Comment by foolfoolz
1 day ago
i have such a hard time reconciling stuff like this:
> The census bureau decided to adopt differential privacy for the 2020 Census
and:
> The consequences will be dire for utility or for privacy, and possibly both. It's hard to understate this point: future statistical releases will either be useless compared to past ones, or they will be incredibly unsafe
so we took the census for centuries before this point, and it was “ok.” and for the last census only we added some privacy items. but if we remove just one of those filters, we are in “dire” circumstances? but there were no privacy features before. so we’re actually still much better off than we were for hundreds of years before this.
this makes it feel like an emotional overblown problem
Believe it or not, mathematical techniques and computational power have increased in the past hundreds of years, not to mention the digitization of everything.
Privacy issues that weren’t possible before due to cost are now pennies to exploit. Also keep in mind as it points out people were using census data to drive gerrymandering efforts, so these attacks are real and have been going on for a long time.
I don’t understand why gerrymandering would require privacy violation, or how differential privacy would stop it.
Gerrymandering is most effective when you know exact voting patterns of each household so you can draw the lines to get the result you want. Differential privacy blurs those boundaries and provides more room for the partisan hacks to make a fatal mistake.
2 replies →
> but there were no privacy features before. so we’re actually still much better off than we were for hundreds of years before this.
One notable thing we have today that we didn't have 100 years ago is a computer. Before, you could reasonably assume that recreating individual records wasn't feasible, at least not on a large scale. You can't assume that now. A 4 digit password was safe for hundreds of years, but it would be a security lability today for the same reason.
Computers and improvements in data science/machine learning are basically the entire explanation. A LOT of the techniques that we use today to de-anonymize data require computation power not previously available. Even when doable, resources limited scale. Source: statistics degree
(Also, linkage. There are more data sources to cross reference now with the internet and social media and web tracking and hacks - the record footprint of Americans even as recently as the 70s and 80s was dramatically lower!)
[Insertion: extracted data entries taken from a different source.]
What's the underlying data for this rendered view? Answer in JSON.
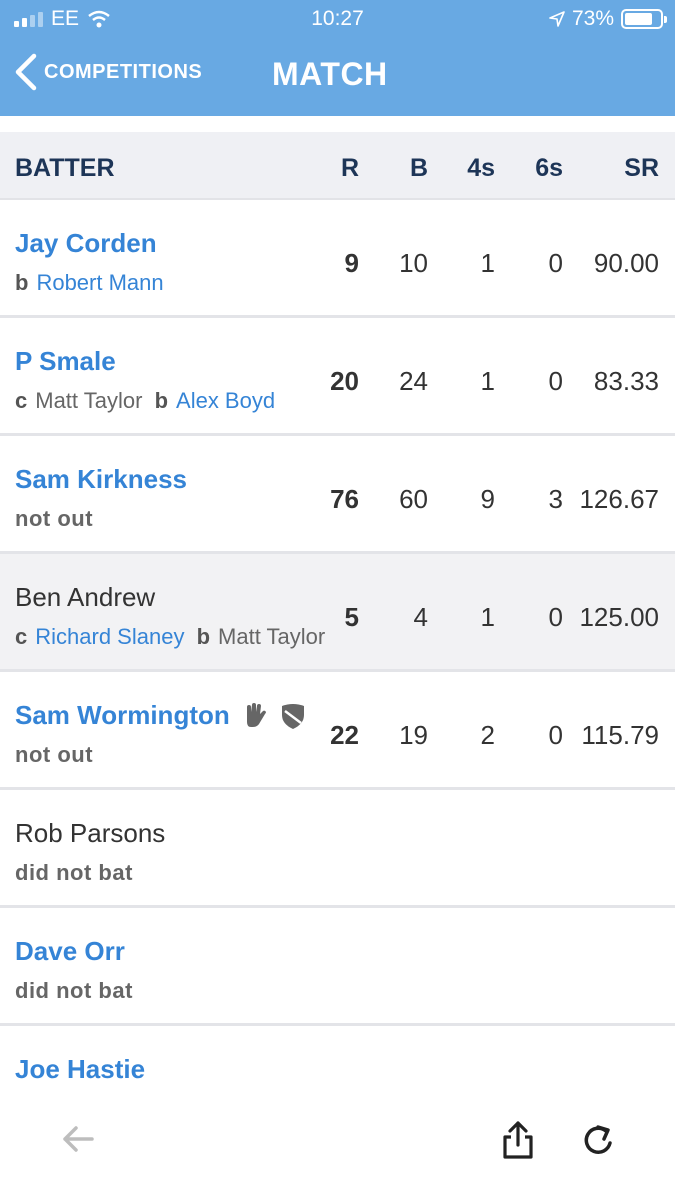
{
  "status_bar": {
    "carrier": "EE",
    "time": "10:27",
    "battery": "73%",
    "battery_level": 0.73
  },
  "nav": {
    "back_label": "COMPETITIONS",
    "title": "MATCH"
  },
  "table": {
    "headers": {
      "batter": "BATTER",
      "r": "R",
      "b": "B",
      "fours": "4s",
      "sixes": "6s",
      "sr": "SR"
    },
    "rows": [
      {
        "name": "Jay Corden",
        "dismissal": {
          "bowled_prefix": "b",
          "bowler": "Robert Mann"
        },
        "r": "9",
        "b": "10",
        "fours": "1",
        "sixes": "0",
        "sr": "90.00"
      },
      {
        "name": "P Smale",
        "dismissal": {
          "caught_prefix": "c",
          "fielder": "Matt Taylor",
          "bowled_prefix": "b",
          "bowler": "Alex Boyd"
        },
        "r": "20",
        "b": "24",
        "fours": "1",
        "sixes": "0",
        "sr": "83.33"
      },
      {
        "name": "Sam Kirkness",
        "status": "not out",
        "r": "76",
        "b": "60",
        "fours": "9",
        "sixes": "3",
        "sr": "126.67"
      },
      {
        "name": "Ben Andrew",
        "dismissal": {
          "caught_prefix": "c",
          "fielder": "Richard Slaney",
          "bowled_prefix": "b",
          "bowler": "Matt Taylor"
        },
        "r": "5",
        "b": "4",
        "fours": "1",
        "sixes": "0",
        "sr": "125.00"
      },
      {
        "name": "Sam Wormington",
        "status": "not out",
        "icons": [
          "wicketkeeper-gloves-icon",
          "captain-shield-icon"
        ],
        "r": "22",
        "b": "19",
        "fours": "2",
        "sixes": "0",
        "sr": "115.79"
      },
      {
        "name": "Rob Parsons",
        "status": "did not bat"
      },
      {
        "name": "Dave Orr",
        "status": "did not bat"
      },
      {
        "name": "Joe Hastie"
      }
    ]
  },
  "colors": {
    "header_bar": "#68a9e3",
    "link_blue": "#3584d6",
    "header_text": "#1d3557"
  }
}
The concerns here, like most concerns about privacy, are hyperbolic hypothetical hypochondria, until they’re not.
> but there were no privacy features before. so we’re actually still much better off than we were for hundreds of years before this.
If you are choosing hundreds of years ago, when we had no computers and internet, I wonder how we had worse privacy than the surveillance world today.
> so we took the census for centuries before this point, and it was “ok.”
Yes because we didn't have computers to unearth patterns in the data in a millisecond and politicians could have their career ended for doing the wrong thing, when revealed, instead of being rewarded for it.
For decades we were encrypting our communications with rsa, surely nothing is wrong with it?
There is nothing wrong with it, and RSA is still commonly used. In fact, RSA is better against quantum computers compared to ECC.
As the article clearly states, privacy features have been in the census since 1990. It is just that the previously used privacy feature was not very strong and could be defeated. So it was replaced by a stronger feature in 1920. Before 1990 the census. 1990 was when personal computers were being popularized and the computing power available to individuals exploded and so then it was possible to use computers to separate out individual information from the data the census publishes. So the issue came up then.
No it is not an overblown problem.
> so we took the census for centuries before this point, and it was “ok.”
It wasn't ok - it's been shown that the data released could individually identify people in releases before the 2010 Census.
As far as I recall they did have some measures in place. Differential privacy just made it a bit more robust.
Arguably the defaults for differential privacy are too robust but that is a different story.